Blondwłosy zamyślił się do tego stopnia, że pokonując w szybkim tempie kolejne schody, prawie wpadł na swoją partnerkę, w pierwszej chwili zupełnie jej nie poznając.

- Granger – sapnął, przy okazji skanując ją wzrokiem. Krwistoczerwona sukienka, przylegająca ciasno do jej ciała sprawiała, że niejednemu mężczyźnie na jej widok zrobiłoby się gorąco. Wyglądała obłędnie, ale Ślizgon prędzej skoczyłby z Wieży Astronomicznej niż przyznał to przed samym sobą. – Jak ty łazisz?

- Tyle na ciebie czekałam, że postanowiłam sama iść na ten bal – prychnęła dziewczyna, wplatając palce w misternie ułożonego koka.

- I prawidłowo, przecież nawet cię nie zapraszałem – blondwłosy w szarmanckim geście zaoferował towarzyszce swoje ramię, które od razu przyjęła. Ruszyli w ciszy w stronę Wielkiej Sali, gdzie muzyka wydawała się być dużo głośniejsza niż wcześniej, co świadczyło o zakończeniu oficjalnej części wydarzenia. Oboje zgodnie postanowili ją pominąć, uznając sztucznie napompowaną świąteczną radość za zupełnie zbędną.

Sala nie różniła się swoimi dekoracjami od tej, którą mogli oglądać dwa i trzy lata wcześniej, nadal jednak zachwycając swoim przepychem i niesamowitym wyglądem. Ilość roześmianych twarzy, roztańczonych uczniów boleśnie przywodziła na myśl czasy, gdy wszystko wydawało się być dużo prostsze niż obecnie.

Draco przez chwilę przeszło przez myśl, że ludzie zwyczajnie zdążyli już wyciszyć się po przebytej wojnie, sądząc, że dobiegła ona już końca. Starli się żyć normalnie, próbując odbudować swoje światy na starych fundamentach, które doskonale znali. Nikt jednak nie zdawał sobie sprawy z tego, że w ciągu kilku następnych dni widmo strachu znów zawiśnie nad Hogwartem niczym ciężka mgła.

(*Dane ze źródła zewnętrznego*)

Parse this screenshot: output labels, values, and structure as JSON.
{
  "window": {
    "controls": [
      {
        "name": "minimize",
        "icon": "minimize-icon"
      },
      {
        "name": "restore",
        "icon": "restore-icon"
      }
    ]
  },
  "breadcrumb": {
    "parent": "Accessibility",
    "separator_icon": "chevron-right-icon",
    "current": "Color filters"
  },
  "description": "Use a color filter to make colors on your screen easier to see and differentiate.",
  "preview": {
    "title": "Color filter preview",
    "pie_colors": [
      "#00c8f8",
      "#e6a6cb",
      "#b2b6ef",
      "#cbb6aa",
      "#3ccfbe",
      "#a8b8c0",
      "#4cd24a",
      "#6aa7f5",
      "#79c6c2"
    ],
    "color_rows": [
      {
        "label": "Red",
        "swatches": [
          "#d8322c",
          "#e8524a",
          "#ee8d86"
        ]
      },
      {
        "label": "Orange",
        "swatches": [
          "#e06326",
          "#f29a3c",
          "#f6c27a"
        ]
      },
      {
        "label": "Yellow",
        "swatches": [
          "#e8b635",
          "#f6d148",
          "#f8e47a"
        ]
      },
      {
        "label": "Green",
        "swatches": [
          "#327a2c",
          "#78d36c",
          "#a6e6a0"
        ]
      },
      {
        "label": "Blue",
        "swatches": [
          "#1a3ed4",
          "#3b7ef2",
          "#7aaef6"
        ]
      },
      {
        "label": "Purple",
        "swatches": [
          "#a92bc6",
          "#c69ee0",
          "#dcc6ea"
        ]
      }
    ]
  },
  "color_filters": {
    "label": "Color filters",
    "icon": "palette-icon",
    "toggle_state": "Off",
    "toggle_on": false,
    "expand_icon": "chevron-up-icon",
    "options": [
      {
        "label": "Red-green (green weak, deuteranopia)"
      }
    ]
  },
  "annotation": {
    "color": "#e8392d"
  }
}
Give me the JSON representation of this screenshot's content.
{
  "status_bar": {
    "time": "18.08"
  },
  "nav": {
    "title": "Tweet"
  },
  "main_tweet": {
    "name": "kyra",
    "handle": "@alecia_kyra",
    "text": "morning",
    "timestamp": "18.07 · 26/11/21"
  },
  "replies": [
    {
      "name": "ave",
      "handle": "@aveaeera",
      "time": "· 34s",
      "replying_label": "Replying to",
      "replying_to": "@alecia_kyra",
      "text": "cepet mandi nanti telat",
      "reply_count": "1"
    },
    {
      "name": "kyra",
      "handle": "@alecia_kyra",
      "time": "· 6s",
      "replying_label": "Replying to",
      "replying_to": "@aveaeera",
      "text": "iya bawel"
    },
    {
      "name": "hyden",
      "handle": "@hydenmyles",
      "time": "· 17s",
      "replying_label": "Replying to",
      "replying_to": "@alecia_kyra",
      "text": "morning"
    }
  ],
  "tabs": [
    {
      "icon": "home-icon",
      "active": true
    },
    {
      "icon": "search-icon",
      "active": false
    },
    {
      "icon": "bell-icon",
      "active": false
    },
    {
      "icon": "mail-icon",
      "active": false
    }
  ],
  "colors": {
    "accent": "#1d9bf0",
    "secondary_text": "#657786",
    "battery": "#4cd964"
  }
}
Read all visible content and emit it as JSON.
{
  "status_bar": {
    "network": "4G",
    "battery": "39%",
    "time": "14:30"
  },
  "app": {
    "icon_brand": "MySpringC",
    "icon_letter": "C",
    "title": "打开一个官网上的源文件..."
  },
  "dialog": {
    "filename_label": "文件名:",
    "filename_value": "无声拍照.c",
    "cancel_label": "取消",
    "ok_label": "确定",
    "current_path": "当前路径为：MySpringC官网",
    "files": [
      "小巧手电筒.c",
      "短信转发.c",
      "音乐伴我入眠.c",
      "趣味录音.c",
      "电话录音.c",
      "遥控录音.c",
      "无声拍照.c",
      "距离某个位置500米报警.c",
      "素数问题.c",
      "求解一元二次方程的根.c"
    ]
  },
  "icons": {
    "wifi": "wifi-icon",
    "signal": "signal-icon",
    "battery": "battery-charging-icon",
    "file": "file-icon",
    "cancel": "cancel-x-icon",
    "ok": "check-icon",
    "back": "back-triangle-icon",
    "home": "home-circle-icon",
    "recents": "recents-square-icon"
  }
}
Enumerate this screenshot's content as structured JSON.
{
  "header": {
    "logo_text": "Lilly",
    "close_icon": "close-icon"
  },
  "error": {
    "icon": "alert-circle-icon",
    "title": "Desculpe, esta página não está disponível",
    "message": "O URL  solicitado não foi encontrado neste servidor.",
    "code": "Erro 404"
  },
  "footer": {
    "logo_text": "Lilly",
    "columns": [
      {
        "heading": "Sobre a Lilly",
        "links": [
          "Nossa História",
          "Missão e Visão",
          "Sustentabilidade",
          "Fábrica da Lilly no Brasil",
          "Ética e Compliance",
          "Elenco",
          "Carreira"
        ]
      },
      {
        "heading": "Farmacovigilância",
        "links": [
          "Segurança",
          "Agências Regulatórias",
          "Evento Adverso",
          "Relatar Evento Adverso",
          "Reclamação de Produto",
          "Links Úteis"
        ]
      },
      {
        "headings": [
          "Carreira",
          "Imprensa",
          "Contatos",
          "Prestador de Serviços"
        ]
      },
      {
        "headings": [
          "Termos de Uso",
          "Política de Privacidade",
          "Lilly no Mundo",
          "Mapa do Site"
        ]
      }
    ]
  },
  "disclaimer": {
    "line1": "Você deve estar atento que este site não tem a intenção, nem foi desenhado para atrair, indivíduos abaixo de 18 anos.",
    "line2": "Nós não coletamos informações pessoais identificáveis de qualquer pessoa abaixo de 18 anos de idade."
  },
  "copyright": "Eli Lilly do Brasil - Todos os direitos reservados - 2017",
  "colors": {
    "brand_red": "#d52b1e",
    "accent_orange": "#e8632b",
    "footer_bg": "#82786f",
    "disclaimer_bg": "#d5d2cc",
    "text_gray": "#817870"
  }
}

- Zatańczymy? – Hermiona kolejny raz tego wieczora wyrwała go z zamyślenia, za co był jej wdzięczny. W końcu zdecydowali się przyjść na ten bal, żeby chociaż na chwilę oderwać się od bolesnej teraźniejszości, zamiast kolejny raz rozmyślać nad tym, że ich życia niedługo zostaną wywrócone o sto osiemdziesiąt stopni.

Obiecał sobie, że w czasie tego wieczoru już ani razu nie pomyśli o Śmierciożercach, ojcu i nieuchronnie zbliżającej się potyczce w Hogsmeade.

- Chodź – powiedział, ciągnąc za sobą dziewczynę, która posłusznie przeszła za nim na sam środek parkietu. Muzyka nie była szybka, dlatego Draco szybko wczuł się w nią, pewnie prowadząc w tańcu partnerkę, która nie była w stanie jednak dotrzymać mu tempa.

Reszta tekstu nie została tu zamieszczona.